LTM expects AI revenue to eclipse legacy IT services
LTM forecast that AI revenue will eventually surpass its legacy IT business, offering a contrarian signal to investors who have driven the Nifty IT index down more than 23 per cent this year on disruption fears.
LTM expects AI revenue to outpace its traditional services business, CEO Venu Lambu said. The projection comes as the Indian IT sector grapples with investor fears that advanced artificial intelligence models will render legacy outsourcing models obsolete.
Those concerns have heavily punished Indian tech stocks. The Nifty IT index has fallen more than 23 per cent year-to-date, putting it on track for its second-worst annual decline since 2008. Lambu’s bullish stance directly challenges this market consensus.
LTM backed its forecast with newly disclosed financial metrics. The company posted a 6.1 per cent year-on-year increase in first-quarter revenue and revealed its AI revenue for the first time. That figure stands at $150 million on a quarterly run-rate basis, accounting for 12 per cent of total revenue across three AI-native businesses.
That 12 per cent metric dwarfs recent disclosures by larger peers. HCLTech reported advanced AI revenue of $171 million in the June quarter, representing just 4.6 per cent of its overall revenue. LTM's figure deliberately excludes enterprise AI revenue, which involves embedding AI into existing client technology stacks.

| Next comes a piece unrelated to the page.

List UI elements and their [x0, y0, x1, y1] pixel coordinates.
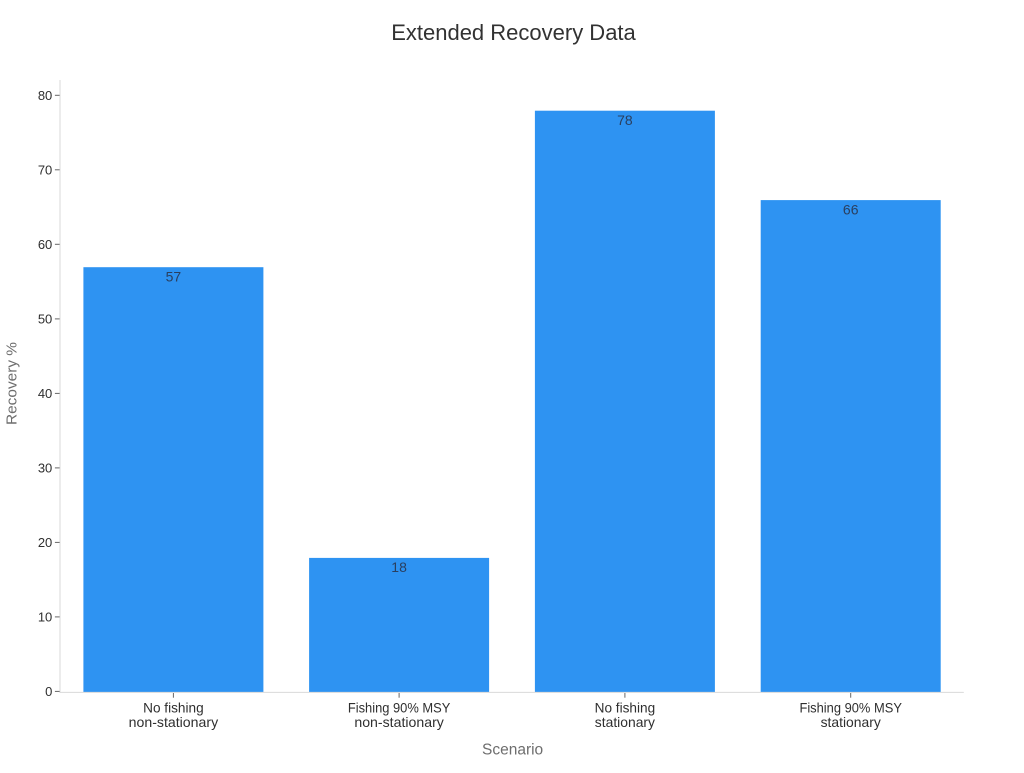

To capture this growth, LTM signed a partnership with Anthropic on Monday to deploy the Claude model to enterprise clients. Lambu argued that deploying powerful large language models from Anthropic and OpenAI will create a lucrative new implementation market for IT firms. The goal is to deliver these capabilities "with the right context at the right costs."
While "pretty much all" deals now include an AI component, Lambu noted that expensive frontier models are not required for every business scenario. He expects projects to start small but accelerate rapidly in the second half of fiscal year 2027. "Once you deliver a proof point to the customer, it just multiplies with the same customers," he said.
A "big concern" for clients remains the operational expense of these tools. Lambu highlighted that AI firms are increasingly using token-based pricing models that charge based on usage. Consequently, LTM is focusing on helping companies establish governance frameworks to control these variable costs, a service that could become a critical differentiator as deployments scale.